Here's a quick roundup of stories you might have missed.
David Tennant-Led Good Gets New London Dates
New dates have been announced for the upcoming West End revival of C.P. Taylor’s Good. The production, starring David Tennant, will run at the Harold Pinter Theatre beginning on October 6 and open on October 12. It will have a limited run through December 24. Emmy winner and Olivier nominee Tennant will be joined on stage by recent Cabaret Olivier winner Elliot Levey. Dominic Cooke directs the play, which is set in 1930s Germany. John Halder, a German professor, finds himself swept along in a movement that crescendos towards an unthinkable finale. Good premiered in 1981 at the Donmar Warehouse. A film adaptation, starring Viggo Mortensen, was released in 2008.
World Premiere of Ahrens & Flaherty's Knoxville Gets Original Cast Recording
Knoxville, a new musical by Stephen Flaherty and Lynn Ahrens, will release an original cast recording in the fall, with an exact release date to be announced. Knoxville had its world premiere at Asolo Repertory Theatre in Sarasota, Florida and reunited Flaherty and Ahrens with their Ragtime director Frank Galati. The album will feature Jason Danieley, Hannah Elless, Paul Alexander Nolan, Ellen Harvey, Nathan Salstone and Joel Waggoner. The production is based on James Agee’s Pulitzer Prize-winning autobiographical novel A Death in the Family and chronicles Agee's struggle to write about the gripping loss of his father and its effect on his and his mother's lives.

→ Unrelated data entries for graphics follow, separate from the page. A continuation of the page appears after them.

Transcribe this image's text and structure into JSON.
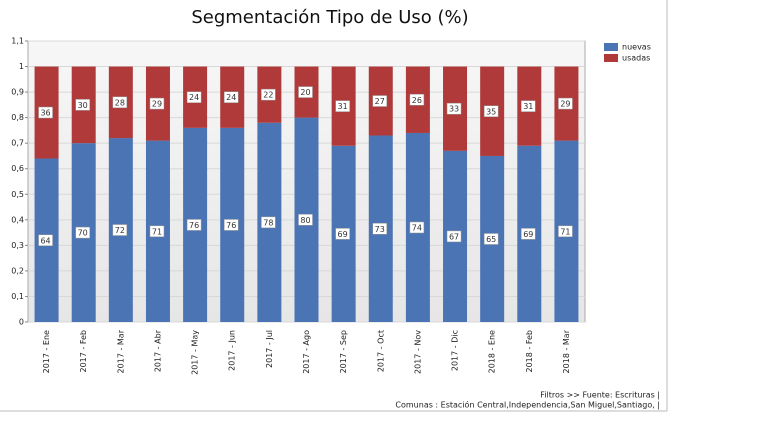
{
  "chart_data": {
    "type": "bar",
    "stacked": true,
    "title": "Segmentación Tipo de Uso (%)",
    "categories": [
      "2017 - Ene",
      "2017 - Feb",
      "2017 - Mar",
      "2017 - Abr",
      "2017 - May",
      "2017 - Jun",
      "2017 - Jul",
      "2017 - Ago",
      "2017 - Sep",
      "2017 - Oct",
      "2017 - Nov",
      "2017 - Dic",
      "2018 - Ene",
      "2018 - Feb",
      "2018 - Mar"
    ],
    "series": [
      {
        "name": "nuevas",
        "color": "#4a74b4",
        "values": [
          0.64,
          0.7,
          0.72,
          0.71,
          0.76,
          0.76,
          0.78,
          0.8,
          0.69,
          0.73,
          0.74,
          0.67,
          0.65,
          0.69,
          0.71
        ],
        "value_labels": [
          "64",
          "70",
          "72",
          "71",
          "76",
          "76",
          "78",
          "80",
          "69",
          "73",
          "74",
          "67",
          "65",
          "69",
          "71"
        ]
      },
      {
        "name": "usadas",
        "color": "#b03a3a",
        "values": [
          0.36,
          0.3,
          0.28,
          0.29,
          0.24,
          0.24,
          0.22,
          0.2,
          0.31,
          0.27,
          0.26,
          0.33,
          0.35,
          0.31,
          0.29
        ],
        "value_labels": [
          "36",
          "30",
          "28",
          "29",
          "24",
          "24",
          "22",
          "20",
          "31",
          "27",
          "26",
          "33",
          "35",
          "31",
          "29"
        ]
      }
    ],
    "ylim": [
      0,
      1.1
    ],
    "yticks": [
      0,
      {
        "value": 0.1,
        "label": "0,1"
      },
      {
        "value": 0.2,
        "label": "0,2"
      },
      {
        "value": 0.3,
        "label": "0,3"
      },
      {
        "value": 0.4,
        "label": "0,4"
      },
      {
        "value": 0.5,
        "label": "0,5"
      },
      {
        "value": 0.6,
        "label": "0,6"
      },
      {
        "value": 0.7,
        "label": "0,7"
      },
      {
        "value": 0.8,
        "label": "0,8"
      },
      {
        "value": 0.9,
        "label": "0,9"
      },
      1,
      {
        "value": 1.1,
        "label": "1,1"
      }
    ],
    "grid": true,
    "legend": "right",
    "footnotes": [
      "Filtros >> Fuente: Escrituras |",
      "Comunas : Estación Central,Independencia,San Miguel,Santiago, |"
    ]
  }
}
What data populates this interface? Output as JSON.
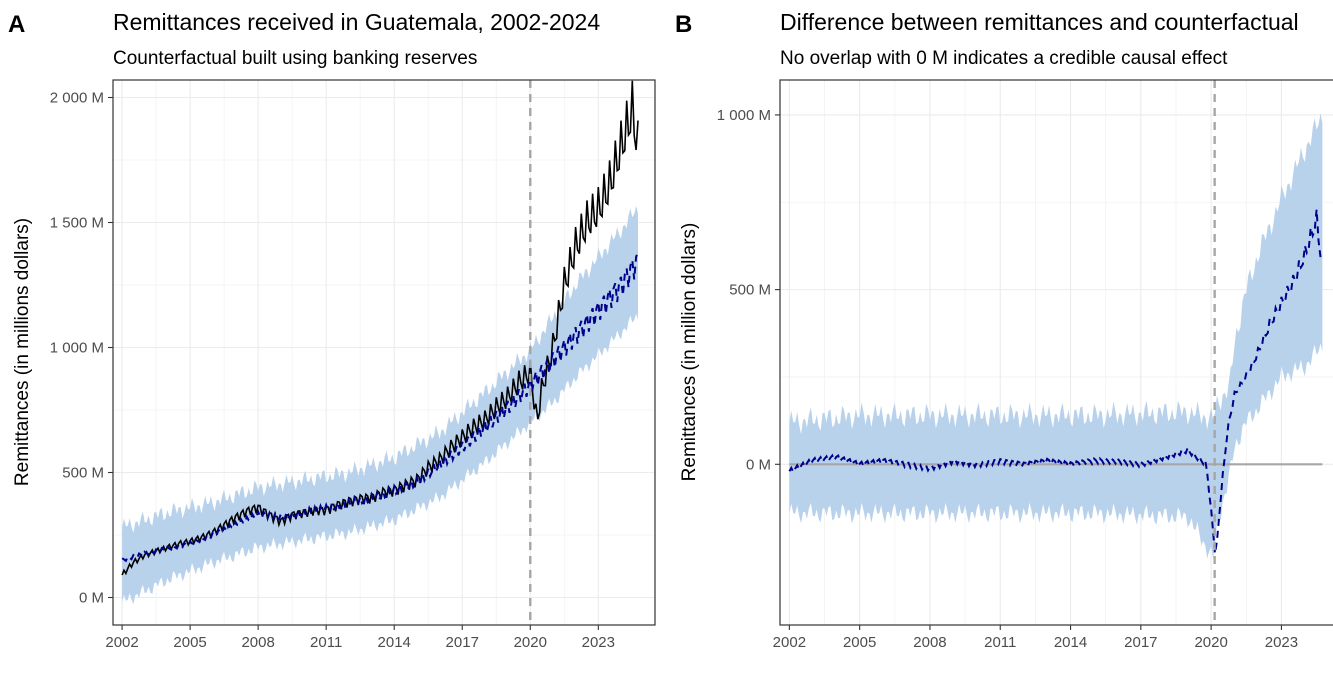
{
  "chart_data": [
    {
      "panel": "A",
      "type": "line",
      "title": "Remittances received in Guatemala, 2002-2024",
      "subtitle": "Counterfactual built using banking reserves",
      "xlabel": "",
      "ylabel": "Remittances (in millions dollars)",
      "xlim": [
        2001.6,
        2025.5
      ],
      "ylim": [
        -110,
        2070
      ],
      "x_ticks": [
        2002,
        2005,
        2008,
        2011,
        2014,
        2017,
        2020,
        2023
      ],
      "x_tick_labels": [
        "2002",
        "2005",
        "2008",
        "2011",
        "2014",
        "2017",
        "2020",
        "2023"
      ],
      "y_ticks": [
        0,
        500,
        1000,
        1500,
        2000
      ],
      "y_tick_labels": [
        "0 M",
        "500 M",
        "1 000 M",
        "1 500 M",
        "2 000 M"
      ],
      "intervention_x": 2020.0,
      "grid": true,
      "colors": {
        "observed": "#000000",
        "counterfactual": "#00008b",
        "band": "#b9d2ec",
        "vline": "#a6a6a6"
      },
      "series": [
        {
          "style": "solid",
          "x": [
            2002.0,
            2002.5,
            2003.0,
            2003.5,
            2004.0,
            2004.5,
            2005.0,
            2005.5,
            2006.0,
            2006.5,
            2007.0,
            2007.5,
            2008.0,
            2008.5,
            2009.0,
            2009.5,
            2010.0,
            2010.5,
            2011.0,
            2011.5,
            2012.0,
            2012.5,
            2013.0,
            2013.5,
            2014.0,
            2014.5,
            2015.0,
            2015.5,
            2016.0,
            2016.5,
            2017.0,
            2017.5,
            2018.0,
            2018.5,
            2019.0,
            2019.5,
            2020.0,
            2020.3,
            2020.5,
            2021.0,
            2021.5,
            2022.0,
            2022.5,
            2023.0,
            2023.5,
            2024.0,
            2024.5,
            2024.75
          ],
          "y": [
            90,
            140,
            170,
            185,
            200,
            215,
            225,
            240,
            260,
            290,
            320,
            345,
            360,
            330,
            305,
            330,
            340,
            350,
            350,
            370,
            385,
            395,
            400,
            420,
            430,
            450,
            470,
            520,
            550,
            600,
            640,
            680,
            710,
            760,
            800,
            860,
            900,
            700,
            830,
            1000,
            1250,
            1400,
            1500,
            1550,
            1650,
            1800,
            1950,
            1800
          ]
        },
        {
          "style": "dashed",
          "x": [
            2002.0,
            2003.0,
            2004.0,
            2005.0,
            2006.0,
            2007.0,
            2008.0,
            2009.0,
            2010.0,
            2011.0,
            2012.0,
            2013.0,
            2014.0,
            2015.0,
            2016.0,
            2017.0,
            2018.0,
            2019.0,
            2020.0,
            2021.0,
            2022.0,
            2023.0,
            2024.0,
            2024.75
          ],
          "y": [
            150,
            175,
            195,
            215,
            250,
            290,
            330,
            320,
            340,
            355,
            375,
            395,
            425,
            460,
            530,
            600,
            680,
            760,
            850,
            950,
            1050,
            1150,
            1250,
            1350
          ]
        }
      ],
      "band": {
        "x": [
          2002.0,
          2004.0,
          2006.0,
          2008.0,
          2010.0,
          2012.0,
          2014.0,
          2016.0,
          2018.0,
          2020.0,
          2021.0,
          2022.0,
          2023.0,
          2024.0,
          2024.75
        ],
        "lower": [
          -20,
          70,
          140,
          200,
          230,
          260,
          310,
          400,
          540,
          700,
          780,
          880,
          970,
          1060,
          1130
        ],
        "upper": [
          280,
          340,
          380,
          440,
          470,
          500,
          560,
          660,
          820,
          990,
          1120,
          1250,
          1360,
          1470,
          1560
        ]
      }
    },
    {
      "panel": "B",
      "type": "line",
      "title": "Difference between remittances and counterfactual",
      "subtitle": "No overlap with 0 M indicates a credible causal effect",
      "xlabel": "",
      "ylabel": "Remittances (in million dollars)",
      "xlim": [
        2001.6,
        2025.5
      ],
      "ylim": [
        -460,
        1100
      ],
      "x_ticks": [
        2002,
        2005,
        2008,
        2011,
        2014,
        2017,
        2020,
        2023
      ],
      "x_tick_labels": [
        "2002",
        "2005",
        "2008",
        "2011",
        "2014",
        "2017",
        "2020",
        "2023"
      ],
      "y_ticks": [
        0,
        500,
        1000
      ],
      "y_tick_labels": [
        "0 M",
        "500 M",
        "1 000 M"
      ],
      "intervention_x": 2020.15,
      "zero_line": {
        "x": [
          2002.0,
          2024.75
        ],
        "y": 0
      },
      "grid": true,
      "colors": {
        "difference": "#00008b",
        "band": "#b9d2ec",
        "vline": "#a6a6a6",
        "zero": "#a6a6a6"
      },
      "series": [
        {
          "style": "dashed",
          "x": [
            2002.0,
            2003.0,
            2004.0,
            2005.0,
            2006.0,
            2007.0,
            2008.0,
            2009.0,
            2010.0,
            2011.0,
            2012.0,
            2013.0,
            2014.0,
            2015.0,
            2016.0,
            2017.0,
            2018.0,
            2019.0,
            2019.8,
            2020.2,
            2020.4,
            2020.7,
            2021.0,
            2021.5,
            2022.0,
            2022.5,
            2023.0,
            2023.5,
            2024.0,
            2024.5,
            2024.75
          ],
          "y": [
            -20,
            10,
            20,
            0,
            10,
            0,
            -10,
            10,
            0,
            10,
            0,
            10,
            0,
            10,
            10,
            0,
            20,
            40,
            0,
            -270,
            -100,
            100,
            200,
            250,
            320,
            400,
            460,
            520,
            600,
            700,
            560
          ]
        }
      ],
      "band": {
        "x": [
          2002.0,
          2005.0,
          2010.0,
          2015.0,
          2019.0,
          2020.1,
          2020.3,
          2020.8,
          2021.0,
          2021.5,
          2022.0,
          2023.0,
          2024.0,
          2024.75
        ],
        "lower": [
          -140,
          -140,
          -140,
          -140,
          -150,
          -270,
          -160,
          -30,
          50,
          120,
          160,
          250,
          280,
          340
        ],
        "upper": [
          120,
          140,
          140,
          140,
          150,
          130,
          180,
          220,
          350,
          500,
          600,
          760,
          900,
          1000
        ]
      }
    }
  ]
}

Carrie Hope Fletcher & More Set for The Witches of Eastwick West End Concert
West End stars Carrie Hope Fletcher, Danielle Steers and Laura Pitt-Pulford will star as Sukie, Alexandra and Jane, respectively, in an upcoming one-night-only concert of The Witches of Eastwick at London's Sondheim Theatre on June 20. Olivier winner Giles Terera will appear as Darryl Van Horne. Olivier winner Maria Friedman will direct the show, which features a book and lyrics by John Dempsey with music by Dana P. Rowe. The musical is based on the novel by John Updike and the Warner Brothers motion picture of the same name. This will be the first time the musical has been seen in London since it originally played at the Theatre Royal Drury Lane in 2000.